Was die Art der Nutzung angeht, ist die Vorschrift ebenfalls erheblich erweitert worden. Es ist und bleibt verboten, das Gerät aufzunehmen und/oder zu halten, auch fest eingebaute Geräte dürfen nur noch dann benutzt werden, wenn zur Bedienung und Nutzung nur eine kurze, den Straßen-, Verkehrs-, Sicht- und Witterungsverhältnissen angepasste Blickzuwendung zum Gerät erfolgt oder erforderlich ist. Dies bedeutet, dass auch die Eingabe eines Ziels in das Navigationsgerät über Tasten nicht mehr erlaubt ist. Unproblematisch ist im Wesentlichen nur noch eine Nutzung über Sprachsteuerung und Vorlesefunktion.

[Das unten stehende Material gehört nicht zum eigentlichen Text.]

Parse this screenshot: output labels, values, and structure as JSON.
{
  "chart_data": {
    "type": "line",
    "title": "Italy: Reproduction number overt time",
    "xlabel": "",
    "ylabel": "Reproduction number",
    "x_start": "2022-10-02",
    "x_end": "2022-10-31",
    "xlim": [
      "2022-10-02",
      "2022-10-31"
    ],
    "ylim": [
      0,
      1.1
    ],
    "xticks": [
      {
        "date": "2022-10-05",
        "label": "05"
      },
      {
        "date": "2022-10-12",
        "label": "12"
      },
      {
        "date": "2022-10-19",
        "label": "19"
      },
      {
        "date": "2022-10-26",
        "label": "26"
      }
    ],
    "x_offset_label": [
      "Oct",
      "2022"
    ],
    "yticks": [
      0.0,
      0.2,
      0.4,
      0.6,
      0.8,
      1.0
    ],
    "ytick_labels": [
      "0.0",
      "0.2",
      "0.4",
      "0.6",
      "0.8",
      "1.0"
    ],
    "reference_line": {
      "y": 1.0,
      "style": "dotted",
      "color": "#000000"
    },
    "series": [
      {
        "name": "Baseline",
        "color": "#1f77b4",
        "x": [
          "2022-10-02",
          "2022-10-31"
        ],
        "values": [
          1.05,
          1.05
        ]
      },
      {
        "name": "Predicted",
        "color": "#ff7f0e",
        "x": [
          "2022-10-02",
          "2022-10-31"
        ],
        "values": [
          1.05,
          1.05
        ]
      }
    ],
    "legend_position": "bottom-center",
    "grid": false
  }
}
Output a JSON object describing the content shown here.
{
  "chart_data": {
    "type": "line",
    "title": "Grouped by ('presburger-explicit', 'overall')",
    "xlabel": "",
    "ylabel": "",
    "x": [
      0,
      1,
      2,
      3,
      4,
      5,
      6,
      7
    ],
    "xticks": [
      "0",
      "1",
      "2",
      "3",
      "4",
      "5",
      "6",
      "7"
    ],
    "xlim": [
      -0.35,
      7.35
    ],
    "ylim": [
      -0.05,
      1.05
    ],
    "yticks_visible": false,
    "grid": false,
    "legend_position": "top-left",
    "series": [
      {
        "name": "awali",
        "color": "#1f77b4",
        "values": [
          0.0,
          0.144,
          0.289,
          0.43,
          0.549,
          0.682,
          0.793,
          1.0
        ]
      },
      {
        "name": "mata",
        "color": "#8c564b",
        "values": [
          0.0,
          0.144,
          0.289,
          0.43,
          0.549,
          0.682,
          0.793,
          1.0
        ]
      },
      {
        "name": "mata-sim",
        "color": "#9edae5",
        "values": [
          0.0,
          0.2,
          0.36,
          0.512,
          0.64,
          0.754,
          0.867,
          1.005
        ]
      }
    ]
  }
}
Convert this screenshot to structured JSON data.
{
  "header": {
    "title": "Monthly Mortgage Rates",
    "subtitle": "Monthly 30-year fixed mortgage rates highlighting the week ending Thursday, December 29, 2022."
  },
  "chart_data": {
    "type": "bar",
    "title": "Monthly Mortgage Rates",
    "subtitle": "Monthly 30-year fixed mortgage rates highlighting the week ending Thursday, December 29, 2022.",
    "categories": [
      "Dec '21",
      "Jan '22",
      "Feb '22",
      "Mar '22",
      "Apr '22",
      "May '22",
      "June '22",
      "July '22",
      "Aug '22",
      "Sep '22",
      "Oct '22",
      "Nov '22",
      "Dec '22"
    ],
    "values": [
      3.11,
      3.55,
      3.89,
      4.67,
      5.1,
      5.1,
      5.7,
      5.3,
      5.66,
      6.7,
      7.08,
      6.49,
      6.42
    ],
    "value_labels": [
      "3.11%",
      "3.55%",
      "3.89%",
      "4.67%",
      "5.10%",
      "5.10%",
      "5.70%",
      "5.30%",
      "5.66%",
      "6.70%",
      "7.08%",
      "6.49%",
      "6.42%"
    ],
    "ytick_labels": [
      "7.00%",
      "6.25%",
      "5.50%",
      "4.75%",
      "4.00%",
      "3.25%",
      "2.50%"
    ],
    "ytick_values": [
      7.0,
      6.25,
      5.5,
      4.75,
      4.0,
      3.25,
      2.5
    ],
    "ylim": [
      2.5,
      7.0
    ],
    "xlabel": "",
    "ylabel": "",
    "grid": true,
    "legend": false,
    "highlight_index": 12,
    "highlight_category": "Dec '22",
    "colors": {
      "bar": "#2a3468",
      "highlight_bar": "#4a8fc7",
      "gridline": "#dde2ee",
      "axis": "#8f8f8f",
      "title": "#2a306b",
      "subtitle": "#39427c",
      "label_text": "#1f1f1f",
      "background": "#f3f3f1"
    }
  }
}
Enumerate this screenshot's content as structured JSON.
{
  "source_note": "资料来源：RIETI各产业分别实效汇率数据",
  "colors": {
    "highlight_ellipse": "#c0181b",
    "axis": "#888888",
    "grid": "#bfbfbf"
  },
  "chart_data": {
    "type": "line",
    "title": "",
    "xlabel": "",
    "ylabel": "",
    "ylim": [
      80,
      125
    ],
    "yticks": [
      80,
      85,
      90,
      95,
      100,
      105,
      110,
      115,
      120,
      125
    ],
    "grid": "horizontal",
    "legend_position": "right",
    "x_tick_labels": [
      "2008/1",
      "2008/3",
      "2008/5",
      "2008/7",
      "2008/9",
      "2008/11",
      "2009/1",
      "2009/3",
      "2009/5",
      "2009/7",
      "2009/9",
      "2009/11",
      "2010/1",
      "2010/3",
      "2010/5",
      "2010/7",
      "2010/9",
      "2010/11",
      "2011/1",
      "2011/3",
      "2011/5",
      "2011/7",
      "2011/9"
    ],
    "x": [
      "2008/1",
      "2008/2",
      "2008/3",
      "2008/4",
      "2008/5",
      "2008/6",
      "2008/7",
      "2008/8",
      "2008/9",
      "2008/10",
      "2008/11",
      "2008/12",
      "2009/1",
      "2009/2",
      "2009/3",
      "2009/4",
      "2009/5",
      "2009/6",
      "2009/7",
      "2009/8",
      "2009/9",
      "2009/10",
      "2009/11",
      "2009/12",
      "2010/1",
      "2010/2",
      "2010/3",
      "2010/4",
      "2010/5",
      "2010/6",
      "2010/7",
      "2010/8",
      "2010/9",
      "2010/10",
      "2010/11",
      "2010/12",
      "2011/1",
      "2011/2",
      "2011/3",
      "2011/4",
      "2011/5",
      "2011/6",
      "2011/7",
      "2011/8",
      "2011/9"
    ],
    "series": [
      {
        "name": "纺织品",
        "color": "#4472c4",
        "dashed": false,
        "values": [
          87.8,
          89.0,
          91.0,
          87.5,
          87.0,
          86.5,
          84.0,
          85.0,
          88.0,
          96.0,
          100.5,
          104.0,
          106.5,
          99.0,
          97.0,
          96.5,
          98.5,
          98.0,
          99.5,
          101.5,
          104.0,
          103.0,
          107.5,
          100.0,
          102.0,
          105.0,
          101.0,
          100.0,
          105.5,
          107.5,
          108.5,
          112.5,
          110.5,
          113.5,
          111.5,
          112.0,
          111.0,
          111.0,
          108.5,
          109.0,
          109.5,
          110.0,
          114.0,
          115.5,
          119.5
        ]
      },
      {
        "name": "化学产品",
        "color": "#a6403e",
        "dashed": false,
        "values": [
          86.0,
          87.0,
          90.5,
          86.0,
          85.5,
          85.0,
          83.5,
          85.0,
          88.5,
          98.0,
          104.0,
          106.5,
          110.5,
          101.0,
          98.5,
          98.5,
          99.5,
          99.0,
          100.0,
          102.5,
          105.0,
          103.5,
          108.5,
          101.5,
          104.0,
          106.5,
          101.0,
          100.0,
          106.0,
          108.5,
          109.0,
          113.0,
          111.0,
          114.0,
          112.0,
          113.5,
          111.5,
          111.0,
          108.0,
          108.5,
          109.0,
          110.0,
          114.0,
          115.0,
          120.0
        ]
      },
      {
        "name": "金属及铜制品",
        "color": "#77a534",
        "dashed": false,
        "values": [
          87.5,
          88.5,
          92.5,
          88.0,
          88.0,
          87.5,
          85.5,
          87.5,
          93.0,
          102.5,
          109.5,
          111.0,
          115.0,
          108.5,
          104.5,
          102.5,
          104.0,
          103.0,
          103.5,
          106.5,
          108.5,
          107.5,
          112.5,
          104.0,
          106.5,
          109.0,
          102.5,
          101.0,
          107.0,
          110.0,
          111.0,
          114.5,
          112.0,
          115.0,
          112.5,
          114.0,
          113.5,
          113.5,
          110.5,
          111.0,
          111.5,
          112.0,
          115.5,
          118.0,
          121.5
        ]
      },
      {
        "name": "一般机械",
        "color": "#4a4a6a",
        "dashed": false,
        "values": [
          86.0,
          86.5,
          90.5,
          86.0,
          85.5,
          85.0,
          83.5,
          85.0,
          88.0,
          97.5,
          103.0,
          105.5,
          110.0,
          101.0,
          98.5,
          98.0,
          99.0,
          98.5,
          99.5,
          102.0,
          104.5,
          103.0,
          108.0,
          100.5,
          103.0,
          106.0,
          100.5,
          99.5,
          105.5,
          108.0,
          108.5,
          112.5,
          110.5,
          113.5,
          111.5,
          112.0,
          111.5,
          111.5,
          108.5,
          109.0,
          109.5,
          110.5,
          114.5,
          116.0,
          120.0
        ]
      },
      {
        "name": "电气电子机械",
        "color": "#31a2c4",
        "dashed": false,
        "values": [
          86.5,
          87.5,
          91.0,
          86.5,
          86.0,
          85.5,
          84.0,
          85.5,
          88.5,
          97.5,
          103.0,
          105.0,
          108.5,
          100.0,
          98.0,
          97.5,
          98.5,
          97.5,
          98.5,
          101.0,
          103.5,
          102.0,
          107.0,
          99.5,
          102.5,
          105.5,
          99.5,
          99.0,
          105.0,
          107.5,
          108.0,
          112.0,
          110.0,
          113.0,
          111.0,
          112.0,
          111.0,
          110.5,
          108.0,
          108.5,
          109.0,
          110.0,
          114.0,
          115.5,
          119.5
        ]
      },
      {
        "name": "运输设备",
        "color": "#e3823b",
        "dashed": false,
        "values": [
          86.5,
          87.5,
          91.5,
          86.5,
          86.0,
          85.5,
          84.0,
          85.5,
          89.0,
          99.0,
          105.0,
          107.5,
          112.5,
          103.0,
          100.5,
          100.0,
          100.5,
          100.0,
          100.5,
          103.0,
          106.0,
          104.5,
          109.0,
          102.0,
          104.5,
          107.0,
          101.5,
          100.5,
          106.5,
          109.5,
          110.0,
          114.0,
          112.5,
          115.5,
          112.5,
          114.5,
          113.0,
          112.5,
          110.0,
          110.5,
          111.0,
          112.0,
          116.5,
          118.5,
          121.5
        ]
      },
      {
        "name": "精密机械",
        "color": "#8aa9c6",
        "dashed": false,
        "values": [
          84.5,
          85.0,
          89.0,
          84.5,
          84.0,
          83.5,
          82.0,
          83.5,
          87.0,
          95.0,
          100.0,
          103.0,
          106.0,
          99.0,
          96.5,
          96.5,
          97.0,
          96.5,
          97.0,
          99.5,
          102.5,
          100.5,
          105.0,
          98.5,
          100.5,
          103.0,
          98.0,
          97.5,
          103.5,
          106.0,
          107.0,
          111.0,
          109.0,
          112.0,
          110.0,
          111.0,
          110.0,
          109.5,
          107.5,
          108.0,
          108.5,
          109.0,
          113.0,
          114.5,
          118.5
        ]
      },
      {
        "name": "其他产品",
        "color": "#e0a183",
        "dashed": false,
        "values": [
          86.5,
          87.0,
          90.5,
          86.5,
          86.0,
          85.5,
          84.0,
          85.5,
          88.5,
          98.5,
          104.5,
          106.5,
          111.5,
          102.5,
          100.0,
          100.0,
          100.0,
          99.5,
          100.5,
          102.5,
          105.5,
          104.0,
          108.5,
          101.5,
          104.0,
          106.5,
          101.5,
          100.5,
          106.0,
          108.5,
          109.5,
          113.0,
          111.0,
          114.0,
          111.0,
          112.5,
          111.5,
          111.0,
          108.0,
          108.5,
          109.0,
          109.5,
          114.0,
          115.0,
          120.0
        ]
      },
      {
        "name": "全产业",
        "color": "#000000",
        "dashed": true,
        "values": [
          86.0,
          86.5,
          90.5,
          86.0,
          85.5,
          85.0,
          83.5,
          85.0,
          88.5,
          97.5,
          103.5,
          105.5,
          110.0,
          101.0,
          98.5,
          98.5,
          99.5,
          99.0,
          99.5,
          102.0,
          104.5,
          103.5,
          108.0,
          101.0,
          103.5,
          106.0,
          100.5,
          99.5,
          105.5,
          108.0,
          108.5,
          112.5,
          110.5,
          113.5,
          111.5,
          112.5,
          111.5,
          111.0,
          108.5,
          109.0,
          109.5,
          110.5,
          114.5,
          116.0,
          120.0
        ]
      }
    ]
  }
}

Automatische Motorabschaltung an der Ampel zählt nicht

Ausgenommen vom Nutzungsverbot sind nur stehende Fahrzeuge, dies aber auch nur dann, wenn der Motor vollständig ausgeschaltet ist. Das automatische Abschalten, etwa vor einer roten Ampel, fällt nicht hierunter. § 23 StVO enthält weiterhin eine Vorschrift, aus der sich ergibt, dass das Gehör nicht beeinträchtigt sein darf. Die Nutzung einer lautstarken Tonübertragung oder die Verwendung von Kopfhörern die dazu führen, dass akustische Eindrücke aus dem Umfeld nicht mehr wahrgenommen werden können, ist und bleibt daher verboten.